What happens when children are inside the building? Are they allowed to share toys, to play closer than six feet apart? How are the children understanding and coping with the magnitude of COVID-19? Becca states that despite their best efforts, it is extremely difficult to ask children to not pass toys around from child to child. She also states that all toys are sanitized as often as they can be, but it’s hard to keep children from sharing, and from interacting tactilely with one another, as that’s the only way that some of them know how to communicate.
When asked what the biggest challenge has been trying to work through COVID, Becca states that, “it’s the isolation honestly. I miss the idea of community within the school. Collaboration in childcare is so important, but during the school day I can’t talk or program with teachers in other classrooms. Most of the day it’s just me and the children, and that can be really tough and isolating.” Communication has also been a problem for Becca. She says that she’s not always sure what’s going on within the school, or what’s expected of her on more than just a daily basis. “It isn’t anyone’s fault, our director is doing everything she can, but sometimes even she isn’t sure what is expected… things change so quickly it’s hard to communicate everything and not leave out details.” She said.

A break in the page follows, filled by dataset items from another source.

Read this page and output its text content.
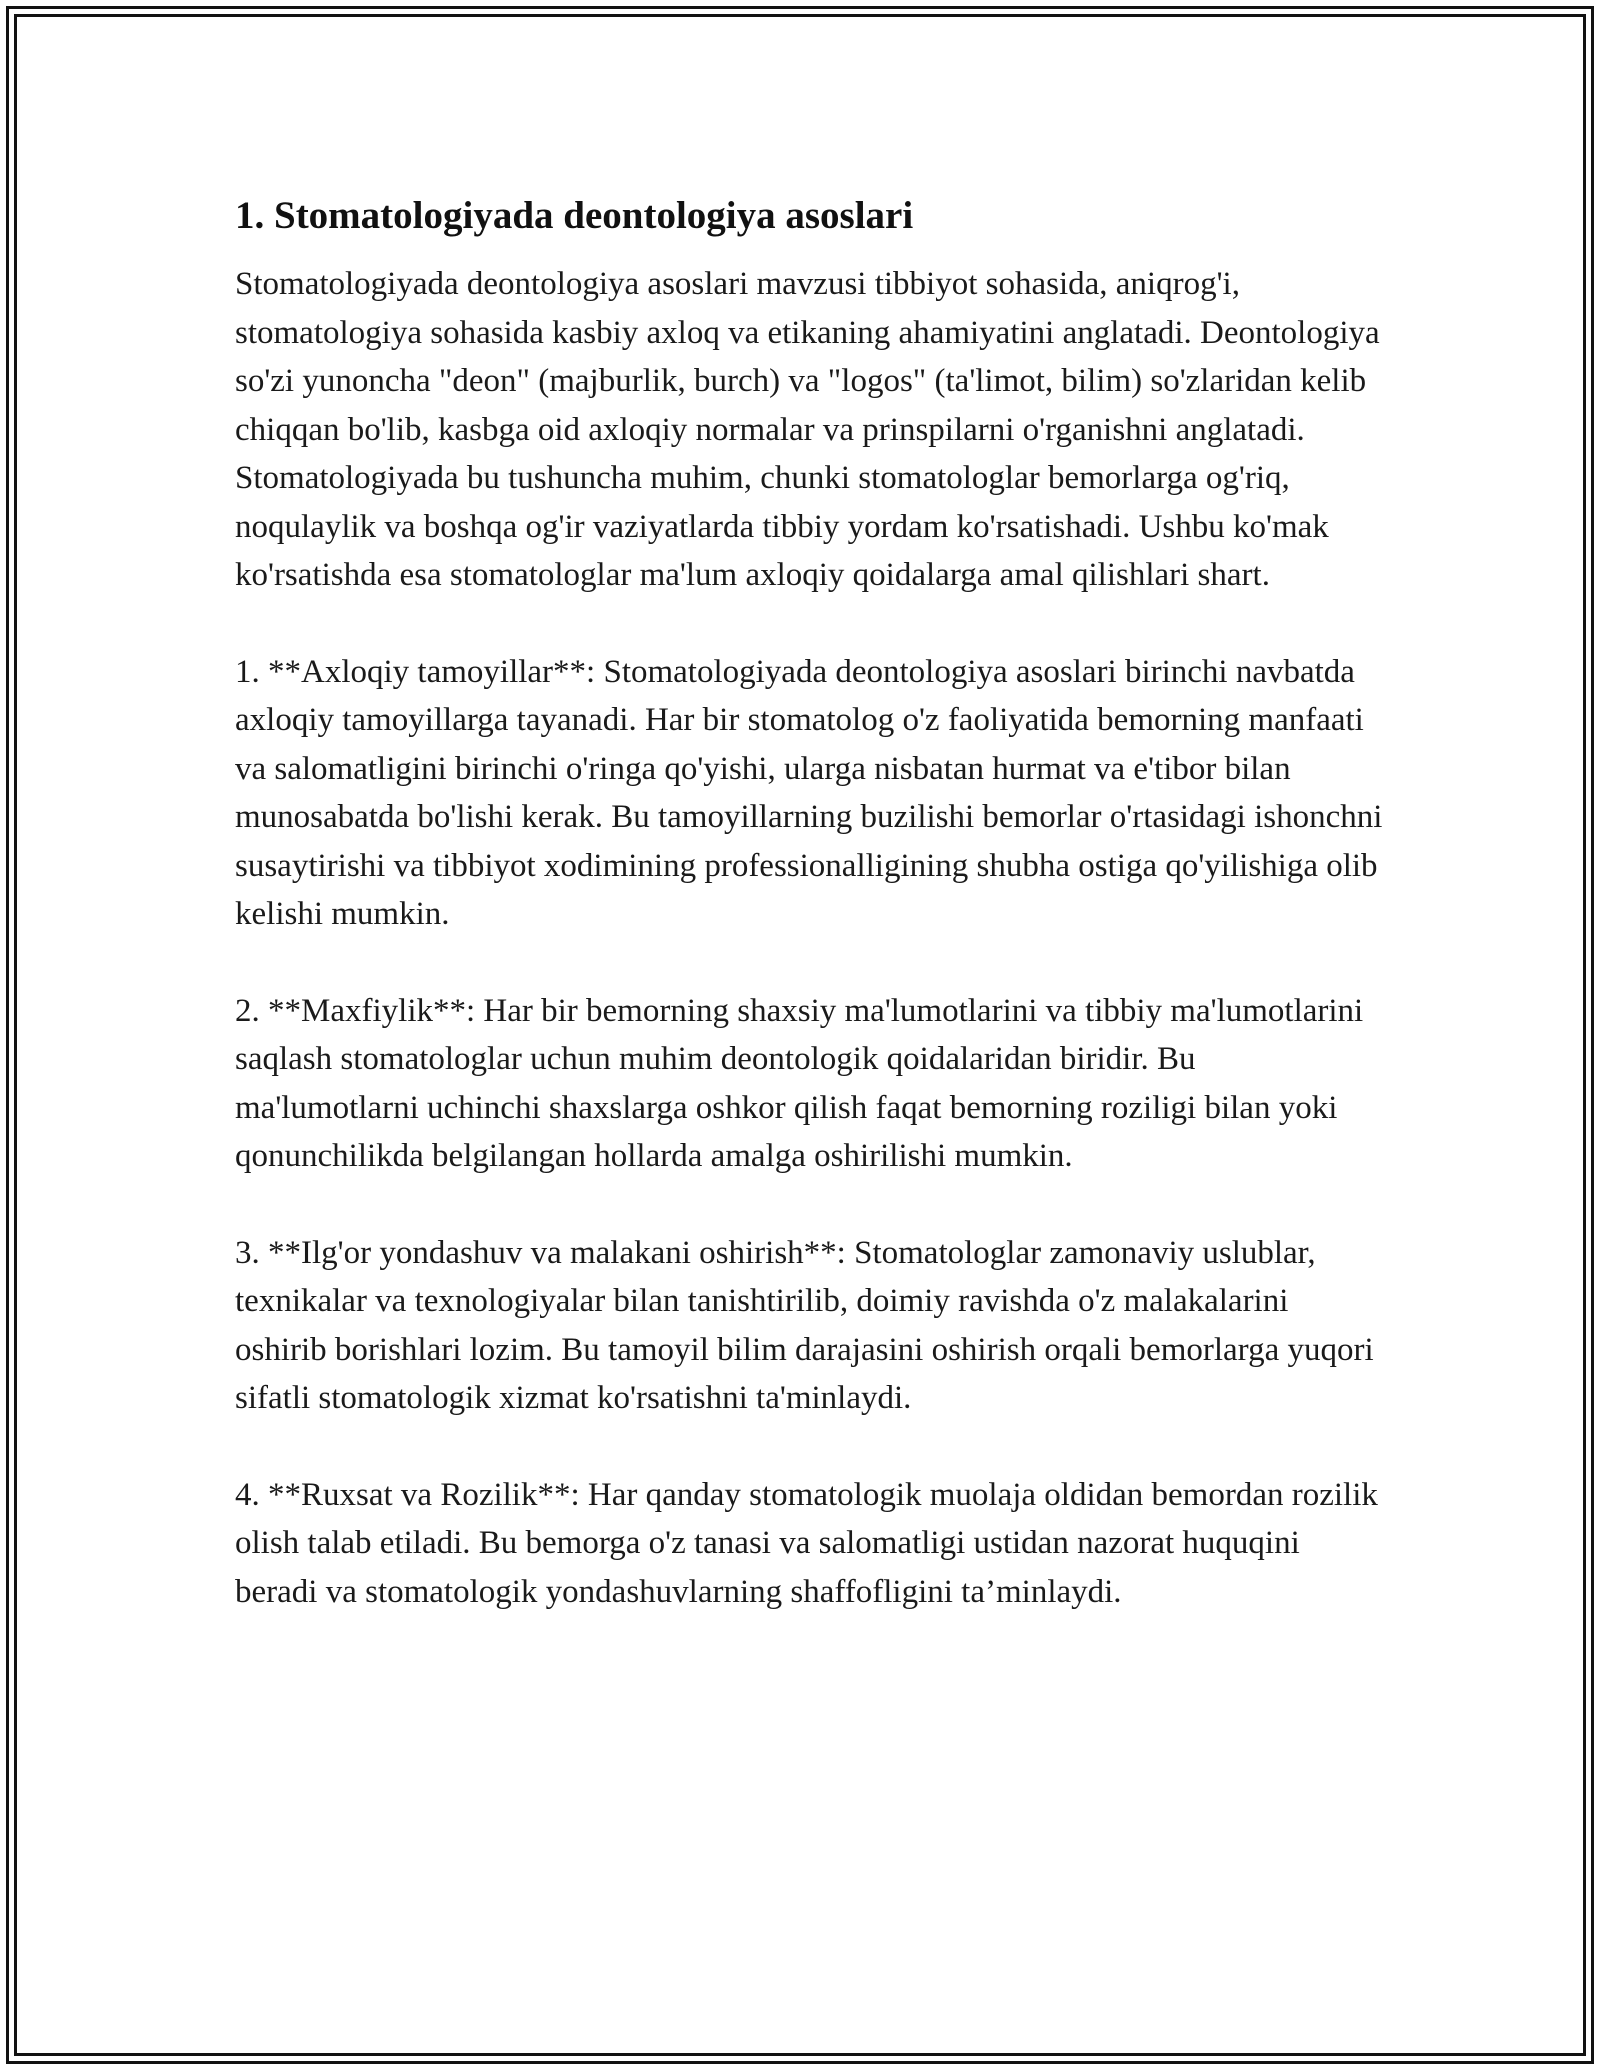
1. Stomatologiyada deontologiya asoslari

Stomatologiyada deontologiya asoslari mavzusi tibbiyot sohasida, aniqrog'i, stomatologiya sohasida kasbiy axloq va etikaning ahamiyatini anglatadi. Deontologiya so'zi yunoncha "deon" (majburlik, burch) va "logos" (ta'limot, bilim) so'zlaridan kelib chiqqan bo'lib, kasbga oid axloqiy normalar va prinspilarni o'rganishni anglatadi. Stomatologiyada bu tushuncha muhim, chunki stomatologlar bemorlarga og'riq, noqulaylik va boshqa og'ir vaziyatlarda tibbiy yordam ko'rsatishadi. Ushbu ko'mak ko'rsatishda esa stomatologlar ma'lum axloqiy qoidalarga amal qilishlari shart.

1. **Axloqiy tamoyillar**: Stomatologiyada deontologiya asoslari birinchi navbatda axloqiy tamoyillarga tayanadi. Har bir stomatolog o'z faoliyatida bemorning manfaati va salomatligini birinchi o'ringa qo'yishi, ularga nisbatan hurmat va e'tibor bilan munosabatda bo'lishi kerak. Bu tamoyillarning buzilishi bemorlar o'rtasidagi ishonchni susaytirishi va tibbiyot xodimining professionalligining shubha ostiga qo'yilishiga olib kelishi mumkin.

2. **Maxfiylik**: Har bir bemorning shaxsiy ma'lumotlarini va tibbiy ma'lumotlarini saqlash stomatologlar uchun muhim deontologik qoidalaridan biridir. Bu ma'lumotlarni uchinchi shaxslarga oshkor qilish faqat bemorning roziligi bilan yoki qonunchilikda belgilangan hollarda amalga oshirilishi mumkin.

3. **Ilg'or yondashuv va malakani oshirish**: Stomatologlar zamonaviy uslublar, texnikalar va texnologiyalar bilan tanishtirilib, doimiy ravishda o'z malakalarini oshirib borishlari lozim. Bu tamoyil bilim darajasini oshirish orqali bemorlarga yuqori sifatli stomatologik xizmat ko'rsatishni ta'minlaydi.

4. **Ruxsat va Rozilik**: Har qanday stomatologik muolaja oldidan bemordan rozilik olish talab etiladi. Bu bemorga o'z tanasi va salomatligi ustidan nazorat huquqini beradi va stomatologik yondashuvlarning shaffofligini ta’minlaydi.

Despite the challenges that she’s facing, Becca believes that all-in-all, The Child Devlopment Program, like a lot of prechools in New Orleans, is doing the best job that it can, and that their best job creates an the best learning environment for children when you consider the other option of virtual learning. When asked if, on the whole, she feels satisfied with how her school has been helping her get through childcare in COVID New Orleans, Becca states that “Yeah— I feel mostly good but I think ‘oh this could’ve gone better’ sometimes, but that’s part of life now in this pandemic.” Things could be going better, but New Orleans is trying it’s best at doing right by it’s children.